2005 Salt Lake City Annual Meeting (October 16–19, 2005)

Paper No. 6
Presentation Time: 9:15 AM


ASIOLI, Alessandra, Istituto di Geoscienze e Georisorse del C.N, Sezione di Padova, via Giotto, 1, Padova, 35137, Italy and SCOTT, David B., Department of Earth Science, Dalhousie Univ, Halifax, NS B3H 3J5, Canada, david.scott@dal.ca

The McMurdo Dry Valleys comprise the largest ice-free area in Antarctica and they are characterised by limited precipitation. They contain many permanent lakes with the presence of permanent ice cover, that limits the amount of radiation reaching the water column and reduces the interaction between atmosphere and lake.. However it provides a shelter from the harsh Antarctic climate, maintaining the lake ecosystem. Two cores were collected in one of these lakes (Lake Hoare, Taylor Valley) and the samples were examined for their thecamoebian-content. Thecamoebians were studied in suspension, and they were generally present in the two cores, even if with low concentration.

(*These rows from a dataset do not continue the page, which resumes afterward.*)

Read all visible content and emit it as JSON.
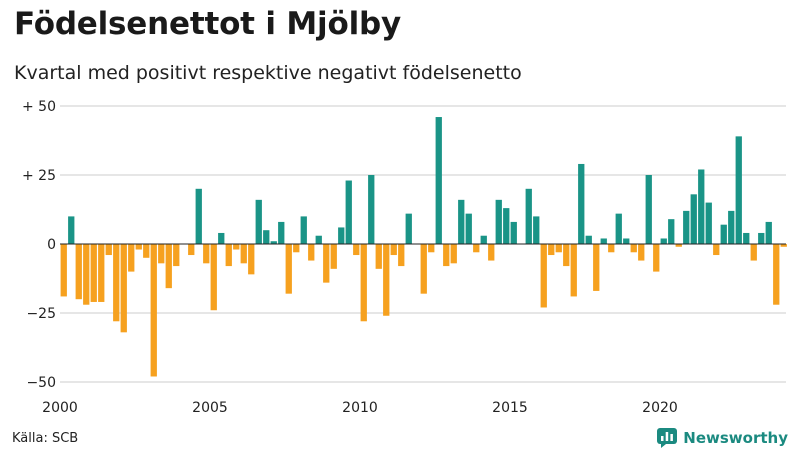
{
  "header": {
    "title": "Födelsenettot i Mjölby",
    "subtitle": "Kvartal med positivt respektive negativt födelsenetto"
  },
  "footer": {
    "source": "Källa: SCB",
    "brand": "Newsworthy",
    "brand_icon": "bar-chart-logo-icon"
  },
  "colors": {
    "positive": "#1a9487",
    "negative": "#f6a11f",
    "grid": "#cccccc",
    "brand": "#1b8a80"
  },
  "chart_data": {
    "type": "bar",
    "title": "Födelsenettot i Mjölby",
    "subtitle": "Kvartal med positivt respektive negativt födelsenetto",
    "xlabel": "",
    "ylabel": "",
    "ylim": [
      -50,
      50
    ],
    "yticks": [
      {
        "value": 50,
        "label": "+ 50"
      },
      {
        "value": 25,
        "label": "+ 25"
      },
      {
        "value": 0,
        "label": "0"
      },
      {
        "value": -25,
        "label": "−25"
      },
      {
        "value": -50,
        "label": "−50"
      }
    ],
    "xticks": [
      {
        "value": 2000,
        "label": "2000"
      },
      {
        "value": 2005,
        "label": "2005"
      },
      {
        "value": 2010,
        "label": "2010"
      },
      {
        "value": 2015,
        "label": "2015"
      },
      {
        "value": 2020,
        "label": "2020"
      }
    ],
    "start_year": 2000,
    "quarters_per_year": 4,
    "grid": true,
    "series": [
      {
        "name": "Födelsenetto per kvartal",
        "values": [
          -19,
          10,
          -20,
          -22,
          -21,
          -21,
          -4,
          -28,
          -32,
          -10,
          -2,
          -5,
          -48,
          -7,
          -16,
          -8,
          0,
          -4,
          20,
          -7,
          -24,
          4,
          -8,
          -2,
          -7,
          -11,
          16,
          5,
          1,
          8,
          -18,
          -3,
          10,
          -6,
          3,
          -14,
          -9,
          6,
          23,
          -4,
          -28,
          25,
          -9,
          -26,
          -4,
          -8,
          11,
          0,
          -18,
          -3,
          46,
          -8,
          -7,
          16,
          11,
          -3,
          3,
          -6,
          16,
          13,
          8,
          0,
          20,
          10,
          -23,
          -4,
          -3,
          -8,
          -19,
          29,
          3,
          -17,
          2,
          -3,
          11,
          2,
          -3,
          -6,
          25,
          -10,
          2,
          9,
          -1,
          12,
          18,
          27,
          15,
          -4,
          7,
          12,
          39,
          4,
          -6,
          4,
          8,
          -22,
          -1
        ]
      }
    ]
  }
}
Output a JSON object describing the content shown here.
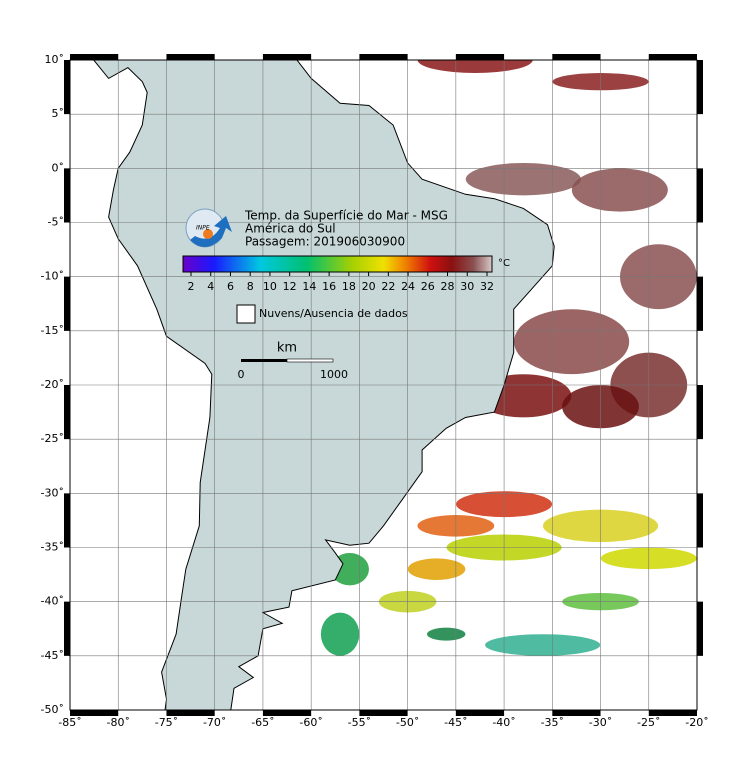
{
  "map": {
    "title": "Temp. da Superfície do Mar - MSG",
    "subtitle": "América do Sul",
    "pass": "Passagem: 201906030900",
    "logo": "INPE",
    "lon_range": [
      -85,
      -20
    ],
    "lat_range": [
      -50,
      10
    ],
    "lon_ticks": [
      {
        "value": -85,
        "label": "-85˚"
      },
      {
        "value": -80,
        "label": "-80˚"
      },
      {
        "value": -75,
        "label": "-75˚"
      },
      {
        "value": -70,
        "label": "-70˚"
      },
      {
        "value": -65,
        "label": "-65˚"
      },
      {
        "value": -60,
        "label": "-60˚"
      },
      {
        "value": -55,
        "label": "-55˚"
      },
      {
        "value": -50,
        "label": "-50˚"
      },
      {
        "value": -45,
        "label": "-45˚"
      },
      {
        "value": -40,
        "label": "-40˚"
      },
      {
        "value": -35,
        "label": "-35˚"
      },
      {
        "value": -30,
        "label": "-30˚"
      },
      {
        "value": -25,
        "label": "-25˚"
      },
      {
        "value": -20,
        "label": "-20˚"
      }
    ],
    "lat_ticks": [
      {
        "value": 10,
        "label": "10˚"
      },
      {
        "value": 5,
        "label": "5˚"
      },
      {
        "value": 0,
        "label": "0˚"
      },
      {
        "value": -5,
        "label": "-5˚"
      },
      {
        "value": -10,
        "label": "-10˚"
      },
      {
        "value": -15,
        "label": "-15˚"
      },
      {
        "value": -20,
        "label": "-20˚"
      },
      {
        "value": -25,
        "label": "-25˚"
      },
      {
        "value": -30,
        "label": "-30˚"
      },
      {
        "value": -35,
        "label": "-35˚"
      },
      {
        "value": -40,
        "label": "-40˚"
      },
      {
        "value": -45,
        "label": "-45˚"
      },
      {
        "value": -50,
        "label": "-50˚"
      }
    ],
    "colorbar": {
      "unit": "°C",
      "ticks": [
        2,
        4,
        6,
        8,
        10,
        12,
        14,
        16,
        18,
        20,
        22,
        24,
        26,
        28,
        30,
        32
      ]
    },
    "legend": "Nuvens/Ausencia de dados",
    "scale": {
      "unit": "km",
      "labels": [
        "0",
        "1000"
      ]
    }
  }
}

The tests appeared quite soft and sometimes collapsing. All the specimens were organic tests and no agglutinated species were recovered. Most of the species were referred to the genus Arcella. Moreover, the thecamoebian concentration generally increased in the levels were bacterial mat- fragments were more abundant, while thecamoebians were near absent where the unsorted sand was dominant. This probably reflects the sedimentation pattern occurring in this kind of lakes; that is intervals with mat growth alternated to sediment accumulation on the ice surface and consequent fallout to the ice bottom, resulting in localised mounds on the bottom. This kind of study has been carried out because this environment and its protozoan content may represent the equivalent of past lakes present at lower latitudes during glacial intervals and a component of ancient life possibly present in other planets of the Solar System where the presence of water in the past has been suggested.